Apel Karhutla Nasional 2026 di Riau Perkuat Komitmen Bersama Lindungi Hutan dan Lingkungan | riauantara.co
|
Menu Close Menu

Apel Karhutla Nasional 2026 di Riau Perkuat Komitmen Bersama Lindungi Hutan dan Lingkungan

Kamis, 05 Maret 2026 | 16:34 WIB
Apel Kesiapsiagaan Kebakaran Hutan dan Lahan (Karhutla) Nasional 2026 Kegiatan yang berlangsung di Lanud Roesmin Nurjadin, Pekanbaru, Kamis (5/3/2026)
Pekanbaru, riauantara.co | Apel Kesiapsiagaan Kebakaran Hutan dan Lahan (Karhutla) Nasional 2026 yang digelar di Provinsi Riau menjadi momentum penting untuk memperkuat komitmen bersama dalam mencegah bencana kebakaran hutan dan lahan.

Kegiatan yang berlangsung di Lanud Roesmin Nurjadin, Pekanbaru, Kamis (5/3/2026) itu dipimpin oleh Menteri Koordinator Bidang Politik dan Keamanan (Menko Polkam) RI, Jenderal TNI (Purn) Djamari Chaniago. Apel tersebut diikuti oleh Pelaksana Tugas (Plt) Gubernur Riau SF Hariyanto, jajaran TNI dan Polri, Badan Penanggulangan Bencana Daerah (BPBD), serta perwakilan dari berbagai sektor swasta.
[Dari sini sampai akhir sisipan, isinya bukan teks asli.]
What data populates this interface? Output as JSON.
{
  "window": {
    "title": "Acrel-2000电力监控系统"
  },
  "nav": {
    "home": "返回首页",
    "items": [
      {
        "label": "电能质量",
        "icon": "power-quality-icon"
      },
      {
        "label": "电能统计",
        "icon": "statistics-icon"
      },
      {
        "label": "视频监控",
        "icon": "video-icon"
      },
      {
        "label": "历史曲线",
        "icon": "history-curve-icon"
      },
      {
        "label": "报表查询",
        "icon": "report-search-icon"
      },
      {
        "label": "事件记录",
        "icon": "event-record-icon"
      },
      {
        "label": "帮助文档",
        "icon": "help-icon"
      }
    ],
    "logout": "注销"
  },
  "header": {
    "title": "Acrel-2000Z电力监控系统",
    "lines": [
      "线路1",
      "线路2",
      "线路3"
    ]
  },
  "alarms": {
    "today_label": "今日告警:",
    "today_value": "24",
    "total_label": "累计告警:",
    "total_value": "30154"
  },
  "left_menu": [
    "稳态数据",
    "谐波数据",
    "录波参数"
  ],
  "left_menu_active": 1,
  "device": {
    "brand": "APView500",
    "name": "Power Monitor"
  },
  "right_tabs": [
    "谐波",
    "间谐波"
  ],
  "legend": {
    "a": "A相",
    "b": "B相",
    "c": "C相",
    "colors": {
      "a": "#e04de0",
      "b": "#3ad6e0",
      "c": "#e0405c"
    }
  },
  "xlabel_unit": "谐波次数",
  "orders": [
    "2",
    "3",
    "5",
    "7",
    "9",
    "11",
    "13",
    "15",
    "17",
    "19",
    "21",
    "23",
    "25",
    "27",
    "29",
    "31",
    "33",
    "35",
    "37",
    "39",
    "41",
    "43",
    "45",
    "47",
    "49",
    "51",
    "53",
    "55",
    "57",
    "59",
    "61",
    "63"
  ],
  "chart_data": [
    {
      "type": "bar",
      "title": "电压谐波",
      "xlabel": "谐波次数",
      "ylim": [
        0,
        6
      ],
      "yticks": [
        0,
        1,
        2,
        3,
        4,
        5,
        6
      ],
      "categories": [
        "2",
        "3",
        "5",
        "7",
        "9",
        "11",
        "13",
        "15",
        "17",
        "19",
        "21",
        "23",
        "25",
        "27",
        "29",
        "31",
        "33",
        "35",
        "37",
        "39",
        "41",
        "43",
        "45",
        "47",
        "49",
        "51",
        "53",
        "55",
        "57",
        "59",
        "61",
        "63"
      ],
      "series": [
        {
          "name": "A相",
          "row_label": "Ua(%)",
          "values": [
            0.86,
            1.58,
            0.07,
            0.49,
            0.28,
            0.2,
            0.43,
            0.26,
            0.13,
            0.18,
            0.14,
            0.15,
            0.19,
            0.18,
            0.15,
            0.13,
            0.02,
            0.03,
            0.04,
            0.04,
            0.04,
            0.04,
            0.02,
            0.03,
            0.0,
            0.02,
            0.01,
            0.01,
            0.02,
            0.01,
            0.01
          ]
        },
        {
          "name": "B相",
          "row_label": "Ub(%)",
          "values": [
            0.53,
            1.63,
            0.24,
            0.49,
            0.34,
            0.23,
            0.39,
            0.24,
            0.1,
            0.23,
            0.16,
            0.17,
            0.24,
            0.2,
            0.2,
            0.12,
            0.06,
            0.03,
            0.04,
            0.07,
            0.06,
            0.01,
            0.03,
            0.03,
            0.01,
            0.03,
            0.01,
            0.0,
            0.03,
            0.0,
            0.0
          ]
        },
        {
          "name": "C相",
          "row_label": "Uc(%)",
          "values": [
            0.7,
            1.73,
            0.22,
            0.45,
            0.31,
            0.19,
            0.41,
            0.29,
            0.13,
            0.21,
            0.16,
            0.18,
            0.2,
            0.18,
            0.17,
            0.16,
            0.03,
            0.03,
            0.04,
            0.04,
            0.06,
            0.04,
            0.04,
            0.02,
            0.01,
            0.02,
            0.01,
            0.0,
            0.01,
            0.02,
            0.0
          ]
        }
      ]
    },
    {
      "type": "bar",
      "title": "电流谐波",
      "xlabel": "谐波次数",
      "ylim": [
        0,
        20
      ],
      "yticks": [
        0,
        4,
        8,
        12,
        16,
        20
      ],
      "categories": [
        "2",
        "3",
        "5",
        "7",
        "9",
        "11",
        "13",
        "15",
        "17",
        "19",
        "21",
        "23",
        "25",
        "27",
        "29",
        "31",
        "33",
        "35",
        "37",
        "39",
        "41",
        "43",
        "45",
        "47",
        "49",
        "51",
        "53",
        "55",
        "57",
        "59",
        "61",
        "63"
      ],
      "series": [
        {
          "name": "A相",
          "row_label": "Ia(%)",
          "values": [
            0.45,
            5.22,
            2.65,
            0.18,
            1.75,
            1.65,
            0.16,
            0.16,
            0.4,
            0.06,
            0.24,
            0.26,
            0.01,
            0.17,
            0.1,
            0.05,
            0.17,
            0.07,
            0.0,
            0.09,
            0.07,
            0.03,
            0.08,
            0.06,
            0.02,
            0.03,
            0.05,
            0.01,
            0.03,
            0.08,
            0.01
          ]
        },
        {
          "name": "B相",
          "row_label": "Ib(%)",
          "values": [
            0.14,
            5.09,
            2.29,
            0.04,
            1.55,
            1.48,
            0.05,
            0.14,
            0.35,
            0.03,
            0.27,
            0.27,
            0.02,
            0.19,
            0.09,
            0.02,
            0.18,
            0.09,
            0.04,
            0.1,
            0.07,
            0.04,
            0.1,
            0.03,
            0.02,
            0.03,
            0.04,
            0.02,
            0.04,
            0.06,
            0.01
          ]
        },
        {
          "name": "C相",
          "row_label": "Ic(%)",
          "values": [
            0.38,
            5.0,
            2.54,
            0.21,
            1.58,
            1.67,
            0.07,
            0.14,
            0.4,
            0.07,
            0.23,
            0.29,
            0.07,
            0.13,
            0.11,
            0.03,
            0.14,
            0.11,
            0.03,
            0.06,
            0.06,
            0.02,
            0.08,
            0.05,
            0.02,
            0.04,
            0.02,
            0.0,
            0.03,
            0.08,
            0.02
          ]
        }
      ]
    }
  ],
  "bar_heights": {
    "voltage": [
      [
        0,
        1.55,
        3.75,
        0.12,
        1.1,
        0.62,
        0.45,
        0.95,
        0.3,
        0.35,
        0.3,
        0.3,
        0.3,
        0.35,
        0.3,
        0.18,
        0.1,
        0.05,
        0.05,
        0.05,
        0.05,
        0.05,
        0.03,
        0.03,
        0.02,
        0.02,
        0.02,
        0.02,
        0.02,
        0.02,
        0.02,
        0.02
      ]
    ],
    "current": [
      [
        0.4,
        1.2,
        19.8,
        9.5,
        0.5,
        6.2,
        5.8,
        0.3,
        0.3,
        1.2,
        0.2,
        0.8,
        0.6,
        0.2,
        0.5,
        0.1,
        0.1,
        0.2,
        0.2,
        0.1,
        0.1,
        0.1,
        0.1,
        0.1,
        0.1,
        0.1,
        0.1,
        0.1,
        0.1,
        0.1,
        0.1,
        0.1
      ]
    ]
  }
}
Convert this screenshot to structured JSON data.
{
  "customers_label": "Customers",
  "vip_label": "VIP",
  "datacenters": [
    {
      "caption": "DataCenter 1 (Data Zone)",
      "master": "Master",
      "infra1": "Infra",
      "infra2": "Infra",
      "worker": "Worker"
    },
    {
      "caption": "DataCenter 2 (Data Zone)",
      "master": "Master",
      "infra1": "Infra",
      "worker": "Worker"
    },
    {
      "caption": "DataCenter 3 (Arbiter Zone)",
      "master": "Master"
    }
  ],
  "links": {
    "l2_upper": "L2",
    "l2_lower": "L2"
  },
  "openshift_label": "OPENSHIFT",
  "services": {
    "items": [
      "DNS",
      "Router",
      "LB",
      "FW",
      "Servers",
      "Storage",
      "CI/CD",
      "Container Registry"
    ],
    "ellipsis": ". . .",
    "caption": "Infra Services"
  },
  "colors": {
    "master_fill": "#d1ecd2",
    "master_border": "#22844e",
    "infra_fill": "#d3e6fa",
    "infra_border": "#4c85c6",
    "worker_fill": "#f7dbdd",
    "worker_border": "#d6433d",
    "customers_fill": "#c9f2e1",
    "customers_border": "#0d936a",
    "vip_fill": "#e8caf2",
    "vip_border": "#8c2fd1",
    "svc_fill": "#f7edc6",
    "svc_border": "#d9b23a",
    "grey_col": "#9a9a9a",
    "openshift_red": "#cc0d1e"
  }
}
Dalam sambutannya, Djamari Chaniago menegaskan bahwa kegiatan ini merupakan langkah strategis untuk meningkatkan kesiapan menghadapi ancaman karhutla, khususnya di wilayah Riau yang selama ini dikenal sebagai salah satu daerah rawan kebakaran hutan dan lahan.

Ia mengingatkan bahwa hubungan antara manusia dan alam bersifat timbal balik. Setiap tindakan manusia terhadap lingkungan, kata dia, akan memberikan dampak langsung terhadap kehidupan di masa depan.

"Alam akan merespons setiap tindakan yang kita lakukan. Karena itu, kita perlu bertanya pada diri sendiri, apakah yang kita lakukan sudah memberikan kebaikan bagi alam," ujarnya.

Menurutnya, kesadaran untuk menjaga alam harus menjadi dasar dalam setiap kebijakan maupun aktivitas manusia. Melestarikan hutan dan lahan, lanjutnya, bukan hanya soal mencegah kebakaran, tetapi juga menjaga keseimbangan ekosistem yang menjadi penopang kehidupan.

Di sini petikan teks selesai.